Toxicologic Assessment of a Commercial Decolorized Whole Leaf Aloe Vera Juice, Lily of the Desert Filtered Whole Leaf Juice with Aloesorb

1LSU School of Veterinary Medicine, Skip Bertman Drive, Baton Rouge, LA 70803, USA
2Comparative Biomedical Sciences Department, LSU School of Veterinary Medicine, Skip Bertman Drive, Baton Rouge, LA 70803, USA
3Science, Technology and Toxicology (ST&T) Consultants, 655 Montgomery Street, Suite 800, San Francisco, CA 94111, USA
4Division of Biotechnology and Molecular Medicine (BIOMMED), LSU School of Veterinary Medicine, Skip Bertman Drive, Baton Rouge, LA 70803, USA
5Lily of the Desert, 1887 Geesling Road, Denton, TX 76208, USA

Received 6 December 2012; Accepted 30 January 2013

Academic Editor: Steven J. Bursian

Copyright © 2013 Inder Sehgal et al. This is an open access article distributed under the Creative Commons Attribution License, which permits unrestricted use, distribution, and reproduction in any medium, provided the original work is properly cited.
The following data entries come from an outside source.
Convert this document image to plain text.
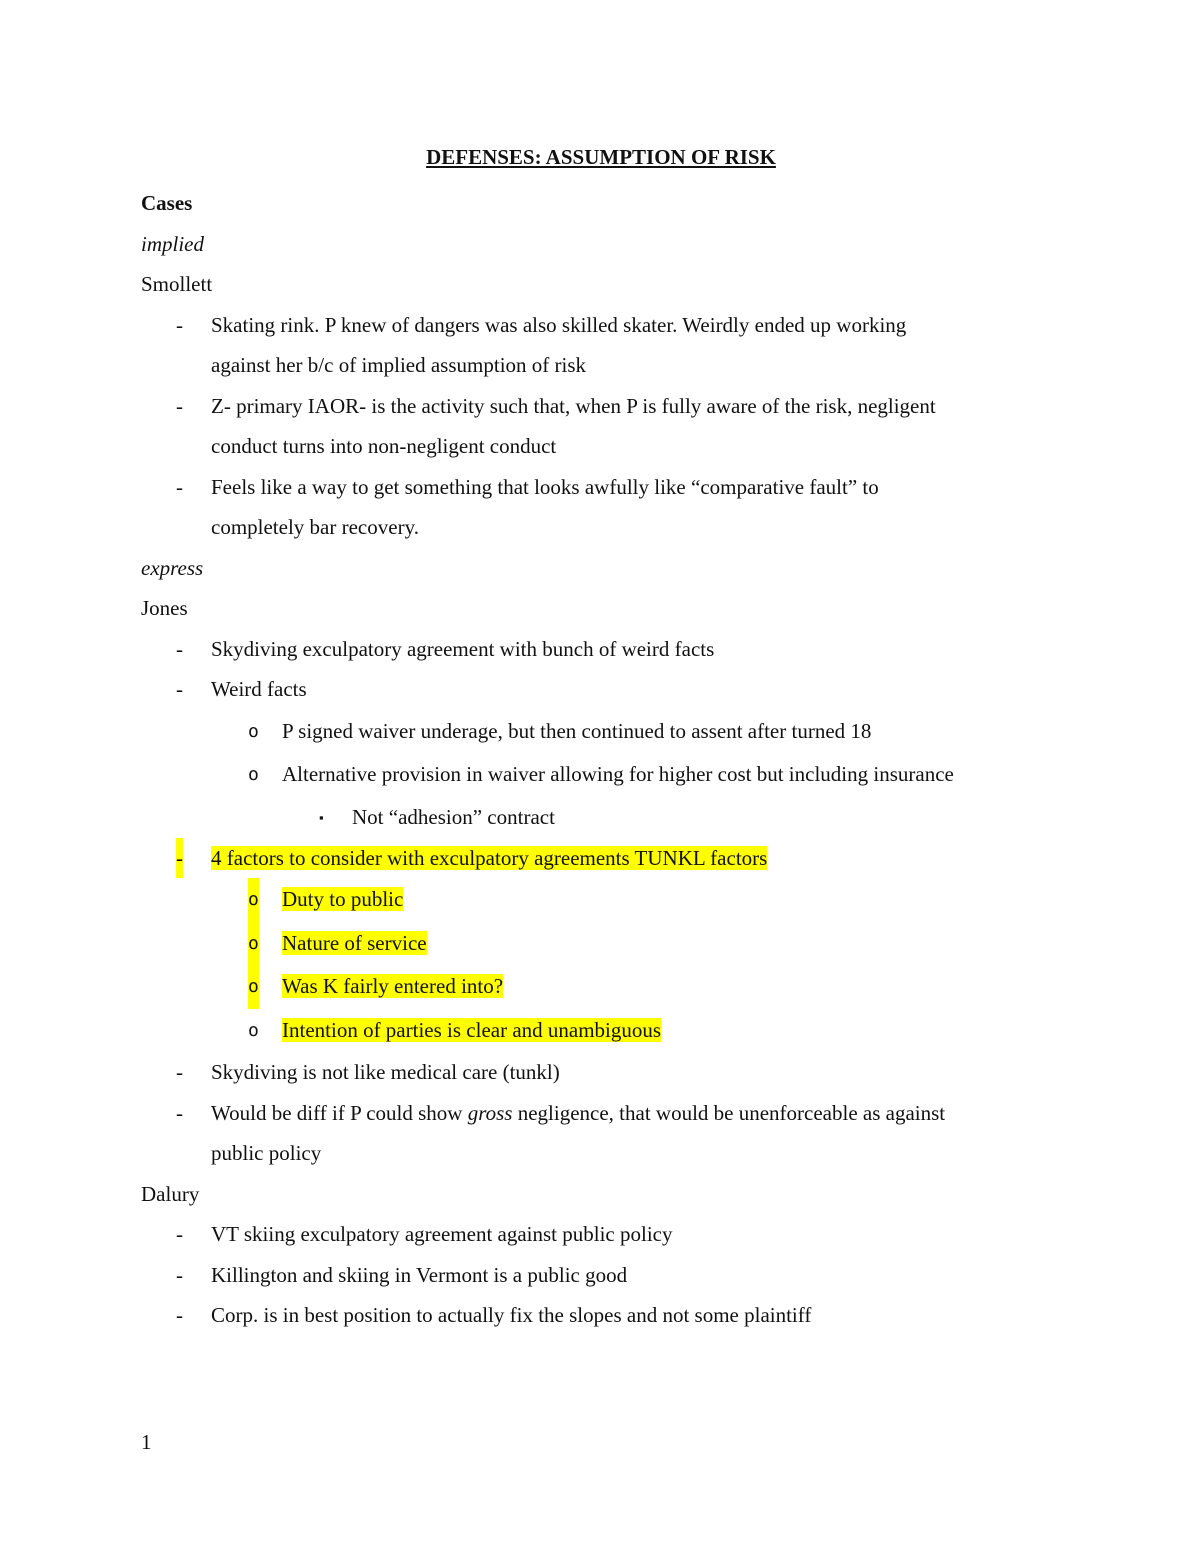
DEFENSES: ASSUMPTION OF RISK

Cases

implied

Smollett

- Skating rink. P knew of dangers was also skilled skater. Weirdly ended up working
against her b/c of implied assumption of risk
- Z- primary IAOR- is the activity such that, when P is fully aware of the risk, negligent
conduct turns into non-negligent conduct
- Feels like a way to get something that looks awfully like “comparative fault” to
completely bar recovery.

express

Jones

- Skydiving exculpatory agreement with bunch of weird facts
- Weird facts
o P signed waiver underage, but then continued to assent after turned 18
o Alternative provision in waiver allowing for higher cost but including insurance
▪ Not “adhesion” contract
- 4 factors to consider with exculpatory agreements TUNKL factors
o Duty to public
o Nature of service
o Was K fairly entered into?
o Intention of parties is clear and unambiguous
- Skydiving is not like medical care (tunkl)
- Would be diff if P could show gross negligence, that would be unenforceable as against
public policy

Dalury

- VT skiing exculpatory agreement against public policy
- Killington and skiing in Vermont is a public good
- Corp. is in best position to actually fix the slopes and not some plaintiff
1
Aloe vera, a common ingredient in cosmetics, is increasingly being consumed as a beverage supplement. Although consumer interest in aloe likely stems from its association with several health benefits, a concern has also been raised by a National Toxicology Program Report that a nondecolorized whole leaf aloe vera extract taken internally by rats was associated with intestinal mucosal hyperplasia and ultimately malignancy. We tested a decolorized whole leaf (DCWL) aloe vera, treated with activated charcoal to remove the latex portion of the plant, for genotoxicity in bacteria, acute/subacute toxicity in B6C3F1 mice, and subchronic toxicity in F344 rats. We found this DCWL aloe vera juice to be nongenotoxic in histidine reversion and DNA repair assays. Following acute administration, mice exhibited no adverse signs at 3- or 14-day evaluation periods. When fed to male and female F344 rats over 13 weeks, DCWL aloe led to no toxicity as assessed by behavior, stools, weight gain, feed consumption, organ weights, and hematologic or clinical chemistry profiles. These rats had intestinal mucosal morphologies—examined grossly and microscopically—that were similar to controls. Our studies show that oral administration of this DCWL aloe juice has a different toxicology profile than that of the untreated aloe juice at exposures up to 13 weeks.